THC’s longest-standing medical use is for chronic pain. It also shows short-term benefits for sleep apnea, likely through its effects on serotonin signaling. The FDA has approved synthetic versions of THC for nausea from cancer chemotherapy and appetite loss in AIDS patients. Clinical trials for multiple sclerosis have shown limited but some benefit for spasticity and pain.

FDA-Approved Medications

The FDA has approved one cannabis-derived drug and three synthetic cannabis-related drugs. Epidiolex is the only one made from the actual plant, containing purified CBD for seizures in patients two years and older. On the THC side, Marinol and Syndros both contain synthetic THC for chemotherapy nausea and AIDS-related appetite loss. Cesamet contains a synthetic compound structurally similar to THC, also approved for chemotherapy nausea.

Side Effects Compared

THC’s side effects are largely tied to its psychoactivity: impaired short-term memory, slowed reaction time, increased heart rate, anxiety or paranoia (especially at higher doses), dry mouth, and red eyes. With regular heavy use, THC can affect motivation and, in adolescents, may interfere with brain development.

CBD is generally well tolerated, with clinical trials describing its side effects as mild. The most common ones include fatigue, diarrhea, changes in appetite, and drowsiness. One important caveat: CBD can interact with other medications by affecting how your liver processes them, which can raise or lower the levels of those drugs in your bloodstream.

Legal Status in the United States

The legal distinction between CBD and THC in the U.S. comes down to a single number: 0.3% THC. The 2018 Farm Bill defines hemp as any part of the cannabis plant containing no more than 0.3% delta-9 THC on a dry-weight basis. Hemp-derived CBD products that stay under this threshold are legal at the federal level. Cannabis products above 0.3% THC remain federally classified as marijuana, a Schedule I controlled substance, though many states have their own medical or recreational cannabis laws that permit higher THC levels.

This 0.3% line creates a practical gray area. Many CBD products are derived from hemp and sold legally, but the THC content in those products isn’t always what the label claims.

CBD Products and Drug Testing

Pure CBD will not trigger a positive result on a standard drug test, which screens for THC metabolites. The problem is that many commercially available CBD products contain more THC than advertised. Products labeled “THC Free” have been documented to contain enough THC contamination to produce positive workplace drug test results. Standard workplace urine tests flag THC metabolites at 50 nanograms per milliliter for initial screening and 15 nanograms per milliliter for confirmatory testing.

Even the FDA-approved CBD medication Epidiolex contains trace amounts of THC (0.022 mg/mL), though at levels far too low to cause a positive test under normal use. If you face drug testing for employment, military service, or athletics, be aware that unregulated CBD products carry real risk of an unexpected positive result.

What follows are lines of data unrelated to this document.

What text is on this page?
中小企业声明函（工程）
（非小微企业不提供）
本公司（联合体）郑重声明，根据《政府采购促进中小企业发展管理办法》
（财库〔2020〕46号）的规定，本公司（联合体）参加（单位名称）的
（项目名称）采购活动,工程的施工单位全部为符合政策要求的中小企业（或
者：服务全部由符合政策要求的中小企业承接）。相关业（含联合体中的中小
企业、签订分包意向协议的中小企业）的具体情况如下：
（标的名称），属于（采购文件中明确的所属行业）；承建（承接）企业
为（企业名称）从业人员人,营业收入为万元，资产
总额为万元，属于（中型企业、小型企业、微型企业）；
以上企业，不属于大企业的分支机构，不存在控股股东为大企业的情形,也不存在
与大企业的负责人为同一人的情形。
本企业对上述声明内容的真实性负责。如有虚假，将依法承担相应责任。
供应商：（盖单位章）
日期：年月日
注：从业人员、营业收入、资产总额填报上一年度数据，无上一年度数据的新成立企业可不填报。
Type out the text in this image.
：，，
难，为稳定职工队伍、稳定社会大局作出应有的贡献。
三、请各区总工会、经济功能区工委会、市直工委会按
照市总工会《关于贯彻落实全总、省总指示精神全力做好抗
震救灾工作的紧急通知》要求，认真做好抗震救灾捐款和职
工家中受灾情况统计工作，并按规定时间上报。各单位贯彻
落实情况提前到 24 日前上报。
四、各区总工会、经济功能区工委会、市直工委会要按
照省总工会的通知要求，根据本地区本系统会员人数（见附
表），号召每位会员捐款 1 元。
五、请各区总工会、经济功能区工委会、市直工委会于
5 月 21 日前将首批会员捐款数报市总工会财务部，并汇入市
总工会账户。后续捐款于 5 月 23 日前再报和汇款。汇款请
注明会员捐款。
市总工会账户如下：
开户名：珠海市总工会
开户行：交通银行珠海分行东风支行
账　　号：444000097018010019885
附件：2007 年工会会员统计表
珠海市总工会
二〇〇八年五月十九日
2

How CBD and THC Are Extracted

Both compounds are pulled from the cannabis plant using similar extraction methods. The most common commercial approaches use liquid solvents like ethanol or pressurized gases like carbon dioxide (CO2). CO2 extraction is considered the cleanest option because the gas leaves no residue in the final product. Ethanol is widely used and relatively low in toxicity. Hydrocarbon solvents like butane and propane are effective but carry more risk of leaving residual chemicals that require careful removal.

The choice of solvent also affects purity. Non-polar solvents tend to pull out cannabinoids selectively, while polar solvents like ethanol can co-extract unwanted plant compounds including pigments, sugars, and waxes that then need to be filtered out. For consumers, this is one reason why extraction method and third-party testing matter when choosing a product. CO2-extracted products from reputable manufacturers are generally the least likely to contain solvent residues or unexpected contaminants.